Where the teenage prisoners love and tend to the small children who were before this strangers to them, and yet not one of our own people has found it within themselves to yell, with or without cameras running, Then go ahead and fire me! I dare you to tell me I can’t hug this crying baby! What is WRONG with you?!

But they don’t. For what? A paycheck? Thirty pieces of silver is a hard, hard currency.

And so those seeking asylum and comfort from us take those smaller children into their own arms while they are still children themselves and they shame us by their grace.

All they ask is that we honor our own asylum laws, as have they, and offer them a fair hearing.

And their parents back.



So we’re second choice?
Wednesday July 03rd 2019, 10:00 pm
Filed under: Wildlife

That gate needs to be rehung; it’s progressed from hard to close, to, the edge closest to the house loudly scrapes the pebbled sidewalk when you try and the latch can’t latch.

Last night I pushed it as hard as I could so that the sidewalk braced it in place a good one. There was no room for even a little thing to squeeze by.

At sundown the neighbor’s dog barked and barked and barked and barked and barked.

At about 10:45 the dog was quiet but the gate, suddenly, was not.

The (presumed) skunk’s only success was in scooting back the way it had come before I could get over there fast enough for my second sighting.



The little stinker
Tuesday July 02nd 2019, 7:34 pm
Filed under: Family,Life,Wildlife

There was a problem with the washing machine at her place so of course we said, sure, c’mon over here.

Her schedule was tight enough that she got a late start at it but it had to be done.

And so it was nearly 11:30 last night when she was reaching down to pick up her hamper of now-clean clothes to take home as I was reaching to open the front door for her when I suddenly shrieked, DON’T OPEN THAT DOOR!!!!

Followed immediately after, it must be admitted, with my inwardly admiring how the colors of the fur kind of melted into each other–it looked marvelously soft. Definitely spinnable. I can see why my brother reached down to pet his roommate’s cat one night years ago, just as he heard his apartment door automatically locking behind him right in the moment he realized that the animal at his feet was not, in fact, a cat.

Having come down the walkway and crossed the doorstep in my moment of !!!, the skunk now went through the open gate just to the side and sniffed at the recycling bin. Then in the direction of the few leftover tomato plants that got plunked in the dirt over there a few months ago because I didn’t know where else to put the extras.

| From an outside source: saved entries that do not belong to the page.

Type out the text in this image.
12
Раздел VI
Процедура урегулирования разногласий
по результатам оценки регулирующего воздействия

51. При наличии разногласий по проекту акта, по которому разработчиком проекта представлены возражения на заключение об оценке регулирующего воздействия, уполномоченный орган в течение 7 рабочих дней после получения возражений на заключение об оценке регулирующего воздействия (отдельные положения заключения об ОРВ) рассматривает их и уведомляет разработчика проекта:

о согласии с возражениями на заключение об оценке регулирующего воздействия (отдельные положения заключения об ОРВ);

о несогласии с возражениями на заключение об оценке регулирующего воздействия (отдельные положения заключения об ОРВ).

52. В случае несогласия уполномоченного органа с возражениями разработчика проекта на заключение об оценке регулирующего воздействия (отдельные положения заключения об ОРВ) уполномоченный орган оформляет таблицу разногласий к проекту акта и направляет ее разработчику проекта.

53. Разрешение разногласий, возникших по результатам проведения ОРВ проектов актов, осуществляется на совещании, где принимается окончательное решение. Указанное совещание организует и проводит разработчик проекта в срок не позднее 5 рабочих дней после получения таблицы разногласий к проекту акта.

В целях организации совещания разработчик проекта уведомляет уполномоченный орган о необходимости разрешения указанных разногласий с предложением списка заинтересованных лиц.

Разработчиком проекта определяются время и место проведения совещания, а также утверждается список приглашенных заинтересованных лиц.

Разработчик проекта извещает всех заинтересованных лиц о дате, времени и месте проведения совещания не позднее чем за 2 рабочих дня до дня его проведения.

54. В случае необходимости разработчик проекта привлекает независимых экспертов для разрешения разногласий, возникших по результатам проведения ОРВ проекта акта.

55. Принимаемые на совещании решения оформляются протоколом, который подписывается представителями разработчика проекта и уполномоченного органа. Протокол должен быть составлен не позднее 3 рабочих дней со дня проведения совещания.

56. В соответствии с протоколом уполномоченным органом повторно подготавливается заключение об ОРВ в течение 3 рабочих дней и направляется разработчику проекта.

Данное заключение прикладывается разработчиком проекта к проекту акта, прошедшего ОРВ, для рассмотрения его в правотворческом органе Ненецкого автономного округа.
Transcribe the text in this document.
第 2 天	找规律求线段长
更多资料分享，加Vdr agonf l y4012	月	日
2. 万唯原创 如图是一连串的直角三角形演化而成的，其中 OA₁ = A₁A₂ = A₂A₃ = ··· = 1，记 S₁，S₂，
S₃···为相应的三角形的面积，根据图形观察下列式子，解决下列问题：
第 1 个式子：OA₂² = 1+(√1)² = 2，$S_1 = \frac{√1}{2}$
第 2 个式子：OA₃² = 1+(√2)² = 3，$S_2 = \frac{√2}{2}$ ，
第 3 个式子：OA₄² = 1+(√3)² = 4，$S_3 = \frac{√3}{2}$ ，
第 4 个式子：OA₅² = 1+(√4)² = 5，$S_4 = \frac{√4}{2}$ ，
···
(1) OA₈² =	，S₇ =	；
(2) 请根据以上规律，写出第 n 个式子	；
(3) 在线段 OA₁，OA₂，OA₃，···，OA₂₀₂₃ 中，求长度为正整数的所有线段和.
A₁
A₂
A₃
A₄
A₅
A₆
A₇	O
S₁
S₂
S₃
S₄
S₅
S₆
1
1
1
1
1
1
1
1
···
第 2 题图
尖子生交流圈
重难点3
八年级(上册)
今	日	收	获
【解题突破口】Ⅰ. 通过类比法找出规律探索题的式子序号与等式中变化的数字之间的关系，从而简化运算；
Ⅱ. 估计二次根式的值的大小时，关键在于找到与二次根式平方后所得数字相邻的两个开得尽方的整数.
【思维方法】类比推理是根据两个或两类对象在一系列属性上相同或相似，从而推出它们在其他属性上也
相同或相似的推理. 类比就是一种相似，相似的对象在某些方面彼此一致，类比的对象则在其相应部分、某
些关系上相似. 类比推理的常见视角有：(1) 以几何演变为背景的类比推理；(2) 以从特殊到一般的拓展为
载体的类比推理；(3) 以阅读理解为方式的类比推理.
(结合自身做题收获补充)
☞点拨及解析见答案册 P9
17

Hey dude. You already ate those. And you pooped on our sidewalk afterwards. At least put it in the garden yourself.

Right. So, no go, and what was that blast of sound? Not caring for that. It turned around and bounced with a jaunty little walk back down the way it had come, a wobble to its step that kind of looked like how a two year old runs. It was absolutely adorable.

One could not tell in the night if it had ducked into the azaleas at the end there or gone under the cars or–? There was just no way to know.

Her: A skunk?! The way you yelled I thought it was a black widow spider!

Me: (gobsmacked.) Would you rather it was a skunk?!

Her: Yes!

Me: (Thinking, but, but, you can’t stomp on a skunk…!)

Her: Because, black widows!

Her: Oh man, what if it gets my clean clothes.

We invited her to crash here for the night, but no could do, starting with contacts solution back at her place. We spent a couple of minutes debating who was the brave one (too soon, too soon) and finally (still too soon, but it was late) Richard proclaimed, I’LL be brave! and grabbed a flashlight to match the one in my hands and we opened the door and basically created late-night hell for the neighbors. We’re HERE (shuffle shuffle shuffle loudly) little skunk, go AWAY! (Shuffle shuffle shuffle) We’re HERE, little skunk, go go go!

Me: Should I look under the cars for it?

Them, in unison: NO!!

She got in her car. Only then did I flash the light and nope, it wasn’t under our car, anyway. She managed to pull out without backing over anything.

Two feet and a pane of glass. I haven’t been that close to a skunk since our honeymoon.